Gresham noted Moll's use of the word 'his' to describe herself. It was a trick she only fell into when she was at her most serious, or her most dangerous.

'Yet there is more,' she carried on. 'Does the name Catesby mean anything to you? Jack Wright? Kit Wright?'

The names echoed somewhere in the channels of Gresham's brain. Catesby… a handsome young man on the ill-fated march through London of Essex's supporters, fighting with useless courage as the supporters of the Crown closed in on him…

'Minnows that once swam in the great pond of the Earl of Essex?'

'Fools enough to march through the streets of London trying to rouse support for the Prince of Fools, when every girl in town could've told them it would fail!' replied Moll.

'What have these small fry to do with Tom Wintour?'

'A lot to do with Tom Wintour, judging by the number of times "they all of them hire a private room a stone's throw away from you in the Strand.'

'And what is to stop a group of friends meeting for a good supper to reminisce over old times and how they nearly overthrew good Queen Bess?' said Gresham, playing Devil's advocate.

'With a priest in the next room to say Mass, and locked doors, and much swearing of oaths? And with young Thomas Percy as thick as a thief with the whole sorry crew?'

The Earl of Northumberland, leader of a significant portion of English Catholics, had recommended himself to Gresham by setting himself up as a firm opponent of Cecil and vilifying the stunted creature, decorously, at every opportunity.

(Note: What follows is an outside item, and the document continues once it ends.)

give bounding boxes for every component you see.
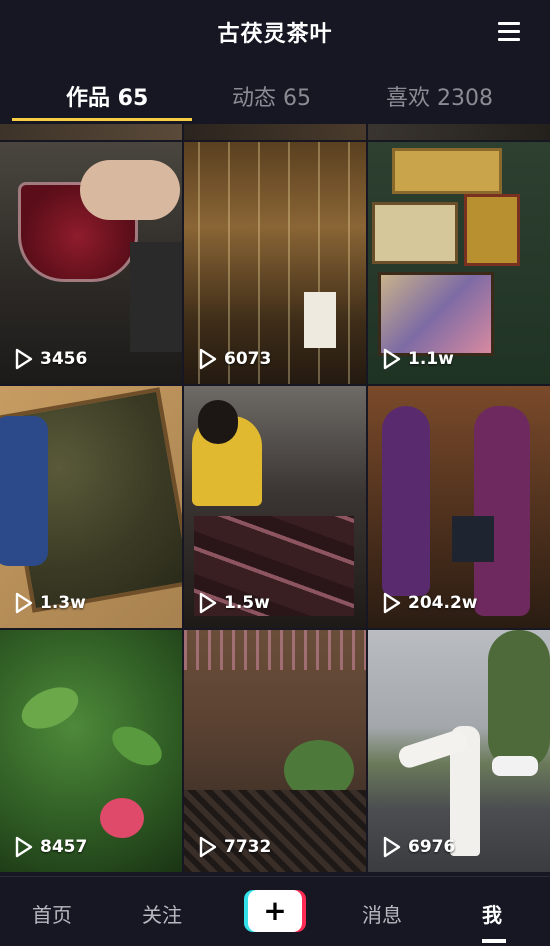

As ever, Northumberland's action revealed the capacity of the English Catholics to always back a loser. Thomas Percy Gresham remembered as a runt of a man who claimed more blood links with Northumberland than most thought he was heir to, and who for some inconsiderable reason Northumberland had apparently made steward of Alnwick Castle, the dripping pile of masonry hung on the bleak Northumbrian coast.

'Does Cecil know of this?'

Moll turned to her tankard, discomfited. 'I doubt it. And certainly not from me, if he does. Cecil and I are… not dealing with each other, as things stand.'

'Why, Moll,' said Gresham, the half-smile lighting his face, 'what did we do to his Lordship?'

Moll scowled, and then let a half-grin cross her face. 'Why, it was a good song. They loved it at The Swan. Here, it was so good I bought this in the street three hours after I had first sung it.'

Gresham looked at the crudely printed ballad sheet Moll thrust into his hands. He read the words with increasing astonishment and good humour.

‘I would believe almost anything of Cecil,' he said, struggling to keep even half a straight face, 'but surely not with a three-legg'd goat and a candlestick?'

'Aye, well, we poets must give free rein to our imagination, mustn't we? Careful — that cost all of a penny!' she exclaimed as Gresham pocketed the paper.